In the last two-and-a-half years, Kelly Evans has seen a world of change.
The Thomson-McDuffie Information Technology director has been busy since 2001 throwing out the old and bringing in the new, as McDuffie County has gone from using a fleet of antiquated, obsolete computer equipment to having one of the premier county-wide networking systems in all of Georgia.
But it wasn't easy. Not even close.
"We basically had to just start from scratch, as scary as that sounds. ... It was gut wrenching," she said of the massive overhaul. "For everyone in the county it was a massive change from what they were used to. It was a huge learning curve which they've done really well with. Every single user in the county and city, their desktop and software applications changed during this process. It got down into the very core of what they were doing."
The transition was made to a wide-area network, which allowed workers to seamlessly track, store and share information. Before, if data was to be shared, it had to be put on a floppy disk and copied onto another computer.

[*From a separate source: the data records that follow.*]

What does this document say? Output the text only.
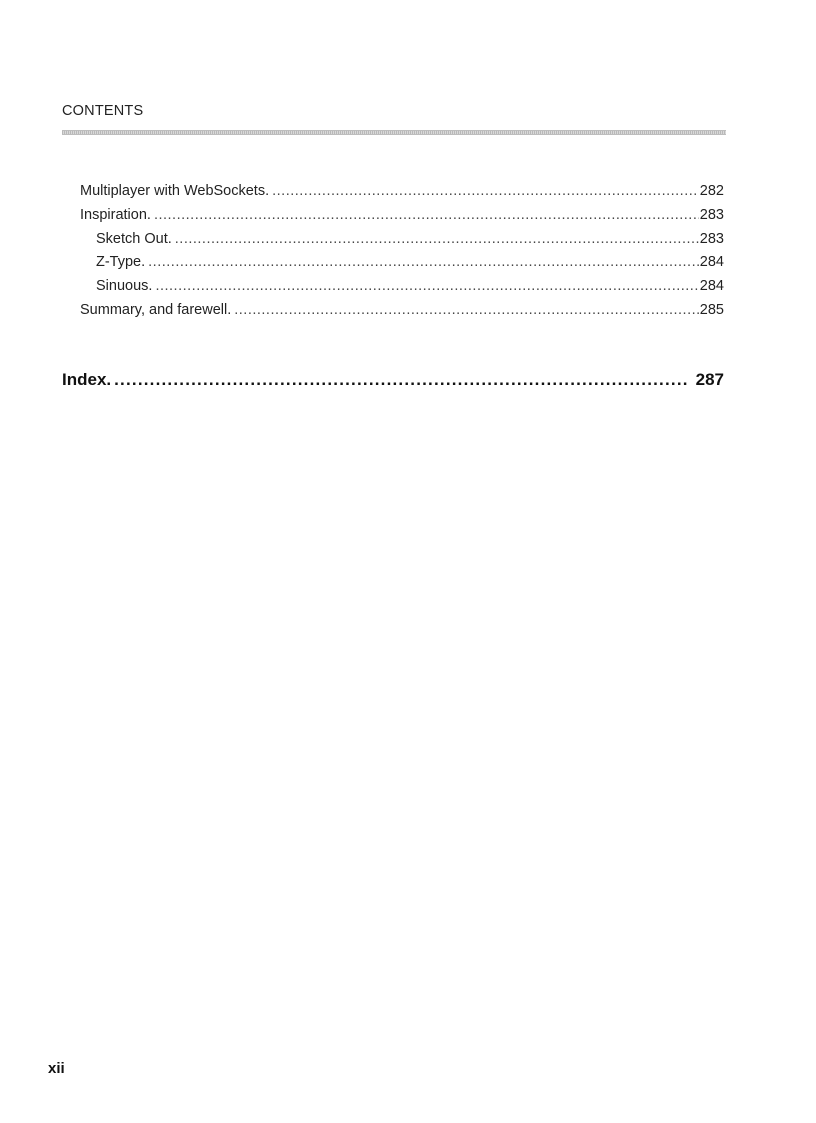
CONTENTS
Multiplayer with WebSockets. .....	282
Inspiration. .....	283
Sketch Out. .....	283
Z-Type. .....	284
Sinuous. .....	284
Summary, and farewell. .....	285
Index. .....	287
xii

"It put everyone on the same network talking in the same language in the same kind of way," said Mrs. Evans.
Things were so bad in 2001 that all 125 systems were running Unix, a ten-year-old operating system and accessing the internet using painfully slow dial-up modems.
"We were in the same place we were in 1991," said Mrs. Evans. "It was time to do the jump, which every business has to make that decision when they're ready to do it. And it was time for us to do it."
But the upgrade has not come without a steep price tag. Since 2001, McDuffie County, with the help of the city of Thomson, has shelled out around $125,000 to pay for the upgrade. The budget for the IT department in 2004 will be $291,000, the majority of which will be spent to purchase software licensing and around 30 new desktop computers.
But for McDuffie County to continue its technological push forward, costs will continue to be high until all of the older equipment has been phased out.
The benefits of having a county and city fully integrated with state-of-the-art technology is already paying dividends, most notably with a Geographic Information System, which allows county and city officials to manipulate mapping data almost effortlessly.
"Our new GIS system that that we've put in has really been a help with these water and sewer projects," said County Commission Chairman Charlie Newton. "We can do things so much quicker, and that saves us a tremendous amount of effort."
Mrs. Evans said that technology has advanced to the point where EMS operators can find routes for ambulances during emergency situations all the way down to five foot increments, dramatically cutting response times.
In the future, she also said that police officers will be able to look up tag numbers, social security numbers, perform criminal background checks and more, right from their patrol cars.
And while she said that more needs to be done to get McDuffie County firing on all cylinders, Mrs. Evans said that much progress has been made already.
"It's been a huge joint venture on both the city and the county to get this updated and get the software updated to go forward. We've gone from being way behind compared to other counties to being on the cutting edge," she said.